Har-Gil was born in Tel-Aviv, attended the Beit Hinuch A.D. Gordon high-school and was an active member of the Hashomer Hatzair youth movement; he was one of the founders of Kibbutz Samar in Arava region, was a paratrooper in Hativat Hanahal, studied at the Midrasha Art Teachers' Training College in Ramat HaSharon and at the Beit Zvi School of the Performing Arts in Ramat-Gan. He graduated cum laude in Ramat-Gan and the University of Northumbria, Newcastle upon Thyne, UK (Ph.D., 1988). Har-Gil's films deal with Israeli society and its' various components, among others the Israeli-Palestinian conflict. His film "Entangled" (2011) is an Israeli-Palestinian coproduction dealing with the conflict looking at both sides of the divide. The film was a breakthrough in creativity and production for Israelis and Palestinians. His early "Land of Milk and Honey" (1985) opened the Jerusalem Film Festivan and it was scrrened for many months at the Tel Aviv Museum of Art. See below links to Y-net and TV interviews.

Selection of works

עריכה

• The film "Good Morning Israel" (1986) – the complexity of Israeli society is shown through comparing one morning in the lives of five youngsters: one from a kibbutz, one orthodox, a boy from a development town, an Arab boy and a boy from the well-to-do Northern area of Tel-Aviv. The film was awarded first prize at the Jerusalem Film Festival, praised by the Israel Film Institute and was used by the Ministry of Education, by IDF (Israel Defense Forces), by the Jewish Agency and youth movements for opening discussions. • The film "Line Up" (2000) – the microcosm of the Palestinian problem is shown through a peek at the backyard of the Israeli establishment and its' attitude towards the Palestinian minority.

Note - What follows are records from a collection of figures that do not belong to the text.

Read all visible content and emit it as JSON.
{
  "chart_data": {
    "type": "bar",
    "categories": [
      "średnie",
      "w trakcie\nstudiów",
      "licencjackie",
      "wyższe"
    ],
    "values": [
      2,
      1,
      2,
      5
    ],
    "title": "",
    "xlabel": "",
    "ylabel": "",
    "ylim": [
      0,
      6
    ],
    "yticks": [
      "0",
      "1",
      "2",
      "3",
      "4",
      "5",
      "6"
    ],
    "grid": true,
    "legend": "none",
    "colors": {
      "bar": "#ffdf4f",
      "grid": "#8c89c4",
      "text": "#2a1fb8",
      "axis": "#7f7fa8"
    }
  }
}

By hidden documentation and other means the film shows the Kafkaesque reality Palestinian inhabitants of East Jerusalem have to cope with lining up daily at the gates of the Ministry of the Interior in their city. The film was produced in the framework of a series on civil rights in Israel and focused on the problematic attitude of Israeli authorities towards the Palestinian inhabitants of East Jerusalem. The film instigated a debate in the Knesset (Parliament) and is shown as a testimony as to the dire condition of Arabs in East Jerusalem. The film was awarded first prize at the Docu-Noga Festival.

• "Eve" (2001) deals with poverty in Israel, focusing on a single-parent family living under the poverty-line in Hatikva neighborhood. The film was chosen by the Ministry of Education as part of the junior high-school curriculum.

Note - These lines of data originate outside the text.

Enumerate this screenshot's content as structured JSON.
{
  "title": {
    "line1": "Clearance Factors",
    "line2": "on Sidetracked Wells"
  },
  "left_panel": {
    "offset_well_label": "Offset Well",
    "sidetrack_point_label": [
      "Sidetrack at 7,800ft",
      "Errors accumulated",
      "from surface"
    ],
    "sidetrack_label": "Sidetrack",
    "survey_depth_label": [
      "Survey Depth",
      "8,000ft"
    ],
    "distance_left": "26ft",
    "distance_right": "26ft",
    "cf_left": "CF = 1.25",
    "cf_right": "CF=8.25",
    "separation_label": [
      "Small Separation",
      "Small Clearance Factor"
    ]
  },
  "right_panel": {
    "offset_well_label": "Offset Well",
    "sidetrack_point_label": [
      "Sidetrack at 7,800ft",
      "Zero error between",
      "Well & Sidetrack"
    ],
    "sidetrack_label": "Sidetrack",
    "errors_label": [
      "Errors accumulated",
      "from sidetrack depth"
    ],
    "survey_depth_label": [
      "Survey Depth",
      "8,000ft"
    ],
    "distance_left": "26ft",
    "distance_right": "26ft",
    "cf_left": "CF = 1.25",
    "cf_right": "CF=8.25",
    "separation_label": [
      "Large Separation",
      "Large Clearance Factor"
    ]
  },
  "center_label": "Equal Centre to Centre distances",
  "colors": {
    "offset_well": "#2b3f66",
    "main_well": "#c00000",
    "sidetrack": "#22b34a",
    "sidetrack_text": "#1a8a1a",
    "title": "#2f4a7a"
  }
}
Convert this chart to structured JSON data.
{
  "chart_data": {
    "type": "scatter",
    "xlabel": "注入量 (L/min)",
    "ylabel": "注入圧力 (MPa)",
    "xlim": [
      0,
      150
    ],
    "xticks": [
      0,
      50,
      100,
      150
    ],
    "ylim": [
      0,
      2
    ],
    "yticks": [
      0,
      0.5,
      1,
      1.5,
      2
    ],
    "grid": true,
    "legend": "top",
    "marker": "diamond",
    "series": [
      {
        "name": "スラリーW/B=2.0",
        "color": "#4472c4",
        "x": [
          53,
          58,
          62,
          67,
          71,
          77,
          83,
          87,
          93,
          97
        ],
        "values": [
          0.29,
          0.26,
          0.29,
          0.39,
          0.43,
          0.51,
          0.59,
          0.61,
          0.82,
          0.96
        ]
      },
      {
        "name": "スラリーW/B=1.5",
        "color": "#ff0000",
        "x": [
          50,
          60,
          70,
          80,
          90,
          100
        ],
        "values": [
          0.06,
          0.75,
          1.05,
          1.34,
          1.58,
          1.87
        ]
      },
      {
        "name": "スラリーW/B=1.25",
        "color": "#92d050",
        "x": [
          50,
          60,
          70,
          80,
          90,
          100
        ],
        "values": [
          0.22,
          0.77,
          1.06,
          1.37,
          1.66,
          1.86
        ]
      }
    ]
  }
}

• "Good Morning Israel" (2007) over 20 years later Har-Gil engaged in a follow-up journey on the heroes he filmed back then.

• "The Art of Living" is a personal film Har-Gil created about his father in which he focused on his father whose life epitomizes the vicissitudes of fate of an immigrant from Germany during the Nazi period. The film received the "Audience Choice Award" at the Real to Reel" Festival in the USA and was nominated as best documentary at the Ofir Award.

Har-Gil directed image profile films and worked as a reporter for Public Channel 1, for "Second Glance" and many other programs and reportages for educational television. At the beginning of his career, Har-Gil worked as a reporter for economic supplements of daily newspapers.